Class PersianAnalyzer

Lucene.Net.Analysis.Analyzer for Persian.

This Analyzer uses PersianCharFilter which implies tokenizing around zero-width non-joiner in addition to whitespace. Some persian-specific variant forms (such as farsi yeh and keheh) are standardized. "Stemming" is accomplished via stopwords.

Inheritance

object

Analyzer

StopwordAnalyzerBase

PersianAnalyzer

Implements

IDisposable

Inherited Members

StopwordAnalyzerBase.StopwordSet

Analyzer.NewAnonymous(Func<string, TextReader, TokenStreamComponents>)

Analyzer.NewAnonymous(Func<string, TextReader, TokenStreamComponents>, ReuseStrategy)
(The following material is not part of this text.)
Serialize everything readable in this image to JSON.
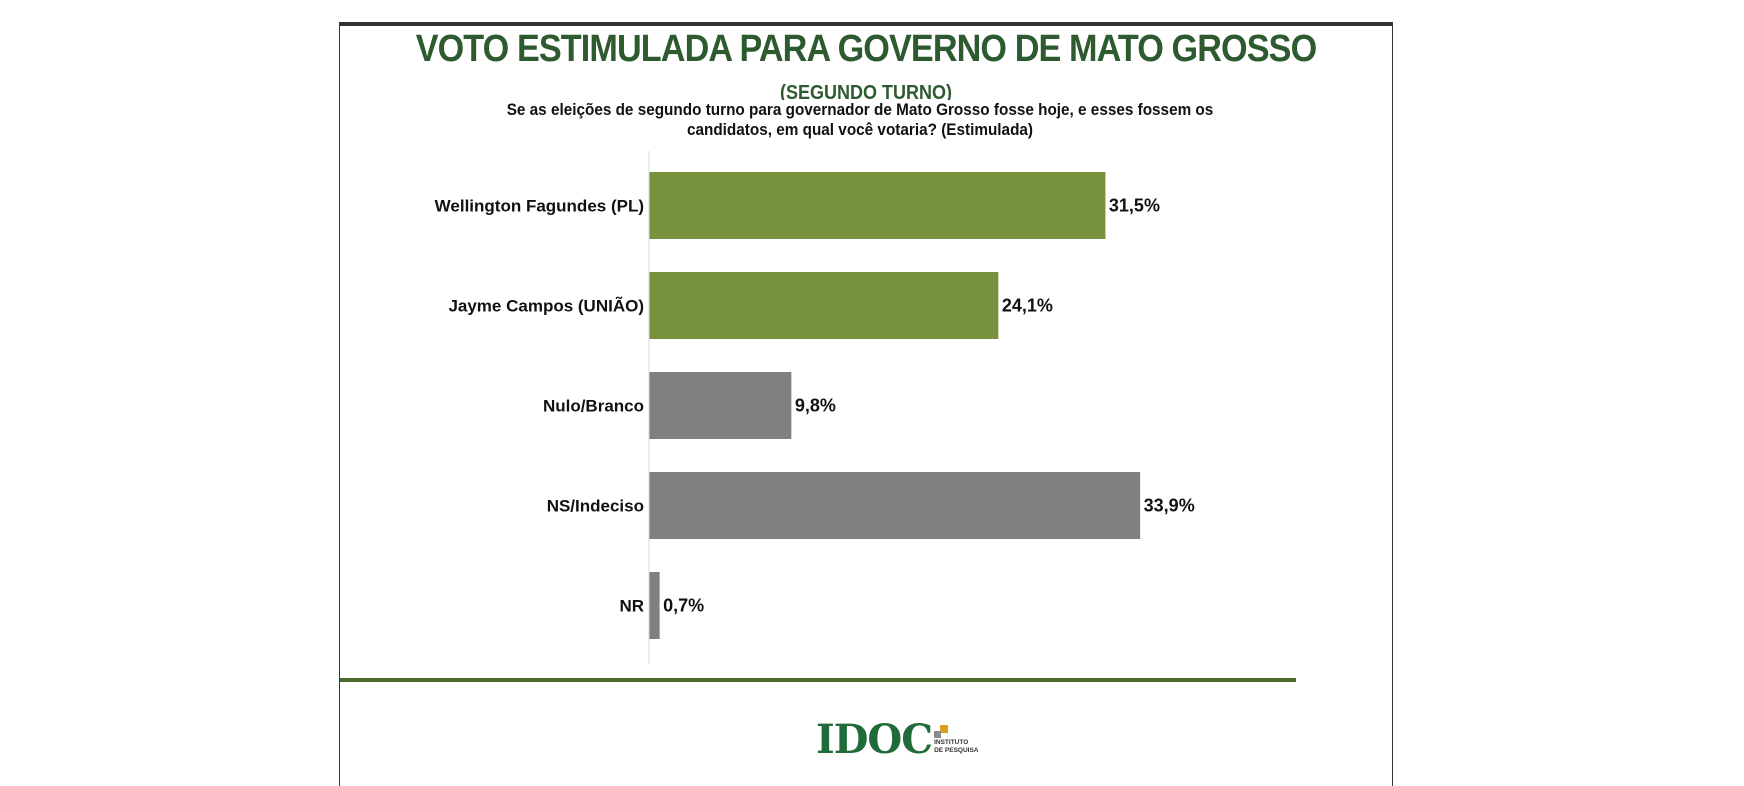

Analyzer.NewAnonymous(Func<string, TextReader, TokenStreamComponents>, Func<string, TextReader, TextReader>)

Analyzer.NewAnonymous(Func<string, TextReader, TokenStreamComponents>, Func<string, TextReader, TextReader>, ReuseStrategy)

Analyzer.GetTokenStream(string, TextReader)

Analyzer.GetTokenStream(string, string)

Analyzer.GetPositionIncrementGap(string)

Analyzer.GetOffsetGap(string)

Analyzer.Strategy

Analyzer.Dispose()

Analyzer.GLOBAL_REUSE_STRATEGY

Analyzer.PER_FIELD_REUSE_STRATEGY

object.Equals(object)

object.Equals(object, object)

object.GetHashCode()

object.GetType()

object.ReferenceEquals(object, object)

object.ToString()

Namespace: Lucene.Net.Analysis.Fa

Assembly: Lucene.Net.Analysis.Common.dll

Syntax

public sealed class PersianAnalyzer : StopwordAnalyzerBase, IDisposable

Constructors

PersianAnalyzer(LuceneVersion)

Builds an analyzer with the default stop words: DEFAULT_STOPWORD_FILE.

Declaration

public PersianAnalyzer(LuceneVersion matchVersion)

Parameters

Type	Name	Description
LuceneVersion	matchVersion

PersianAnalyzer(LuceneVersion, CharArraySet)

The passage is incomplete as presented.